While the trade war between the U.S. and China has focused on various goods, America faces an imbalance in an area that may not seem obvious – postage.
Ever heard of the Universal Postal Union? That obscure body establishes rates for how much each country can charge consumers for mail that originates from other countries. China is considered by the UPU as a developing country, which means the postage is subsidized – countries like China and India get to pay rates far below cost to recipient nations.
This can really put a dent in American business. NPR’s Planet Money podcast recently talked with Jayme Smaldone, a New Jersey inventor who created a travel tumbler that’s hard to knock over called the Mighty Mug. Smaldone discovered he could order a Mighty Mug knockoff in China and it would be much cheaper to ship it across the world to his neighbor than to ship his own product across the street through the U.S. Postal Service (USPS).
Taxpayers Protection Alliance’s policy director Ross Marchand recently pointed out in The Federalist that a three-pound package shipped to China from the east coast of the U.S. would cost around $30 through the USPS. Shipping the same package the opposite direction through China Post would cost less than $20.
“While this is just one of many factors contributing to China’s massive export edge over the United States, it is one of [the] few that defy market logic,” Marchand wrote.

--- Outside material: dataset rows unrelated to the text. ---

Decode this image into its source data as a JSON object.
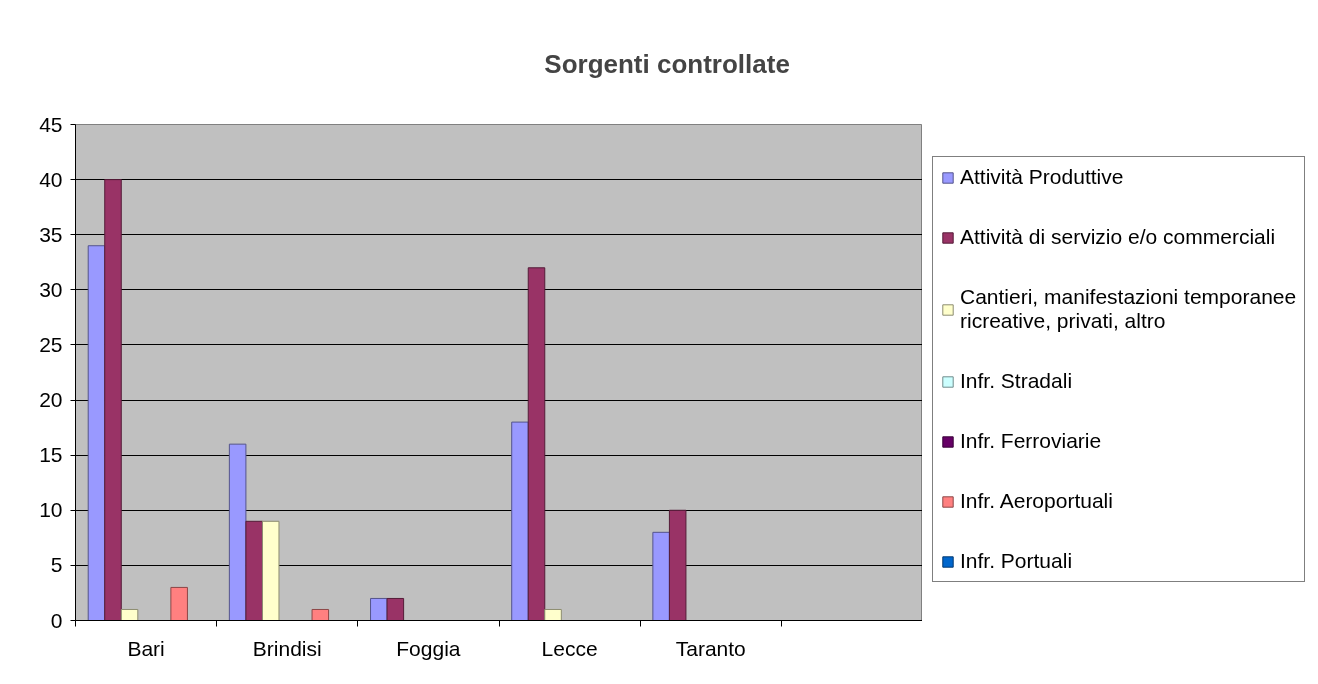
{
  "chart_data": {
    "type": "bar",
    "title": "Sorgenti controllate",
    "categories": [
      "Bari",
      "Brindisi",
      "Foggia",
      "Lecce",
      "Taranto",
      null
    ],
    "series": [
      {
        "name": "Attività Produttive",
        "color": "#9999ff",
        "values": [
          34,
          16,
          2,
          18,
          8,
          null
        ]
      },
      {
        "name": "Attività di servizio e/o commerciali",
        "color": "#993366",
        "values": [
          40,
          9,
          2,
          32,
          10,
          null
        ]
      },
      {
        "name": "Cantieri, manifestazioni temporanee ricreative, privati, altro",
        "color": "#ffffcc",
        "values": [
          1,
          9,
          0,
          1,
          0,
          null
        ]
      },
      {
        "name": "Infr. Stradali",
        "color": "#ccffff",
        "values": [
          0,
          0,
          0,
          0,
          0,
          null
        ]
      },
      {
        "name": "Infr. Ferroviarie",
        "color": "#660066",
        "values": [
          0,
          0,
          0,
          0,
          0,
          null
        ]
      },
      {
        "name": "Infr. Aeroportuali",
        "color": "#ff8080",
        "values": [
          3,
          1,
          0,
          0,
          0,
          null
        ]
      },
      {
        "name": "Infr. Portuali",
        "color": "#0066cc",
        "values": [
          0,
          0,
          0,
          0,
          0,
          null
        ]
      }
    ],
    "ylim": [
      0,
      45
    ],
    "yticks": [
      0,
      5,
      10,
      15,
      20,
      25,
      30,
      35,
      40,
      45
    ],
    "grid": "y",
    "legend": "right"
  }
}
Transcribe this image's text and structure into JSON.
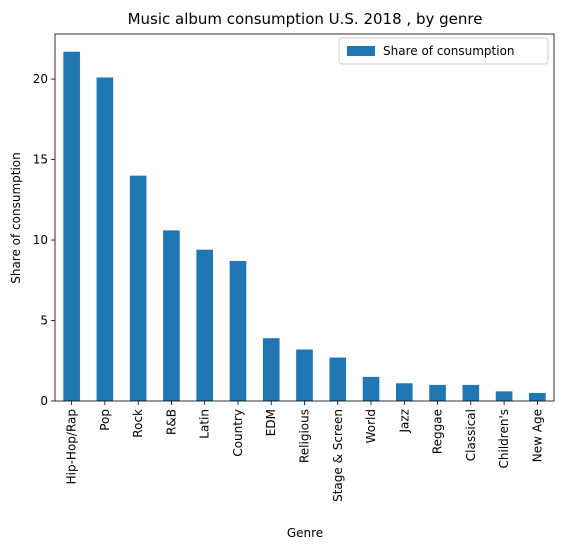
{
  "chart_data": {
    "type": "bar",
    "title": "Music album consumption U.S. 2018 , by genre",
    "xlabel": "Genre",
    "ylabel": "Share of consumption",
    "categories": [
      "Hip-Hop/Rap",
      "Pop",
      "Rock",
      "R&B",
      "Latin",
      "Country",
      "EDM",
      "Religious",
      "Stage & Screen",
      "World",
      "Jazz",
      "Reggae",
      "Classical",
      "Children's",
      "New Age"
    ],
    "series": [
      {
        "name": "Share of consumption",
        "color": "#1f77b4",
        "values": [
          21.7,
          20.1,
          14.0,
          10.6,
          9.4,
          8.7,
          3.9,
          3.2,
          2.7,
          1.5,
          1.1,
          1.0,
          1.0,
          0.6,
          0.5
        ]
      }
    ],
    "ylim": [
      0,
      22.8
    ],
    "yticks": [
      0,
      5,
      10,
      15,
      20
    ],
    "grid": false,
    "legend_position": "top-right"
  }
}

The U.S. is fighting back on the issue under the Trump Administration.
Trump issued a memorandum last month providing a directive to several administration officials that include the postmaster general and chairman of the Postal Regulatory Commission to push the UPU for more fairness in the international postal system.
“It is the policy of the United States to promote and encourage the development of an efficient and competitive global system that provides for fair and nondiscriminatory postal rates,” the memo states.
The current system is grossly unfair to the U.S. so pushback from Trump can only benefit America, its consumers and its businesses.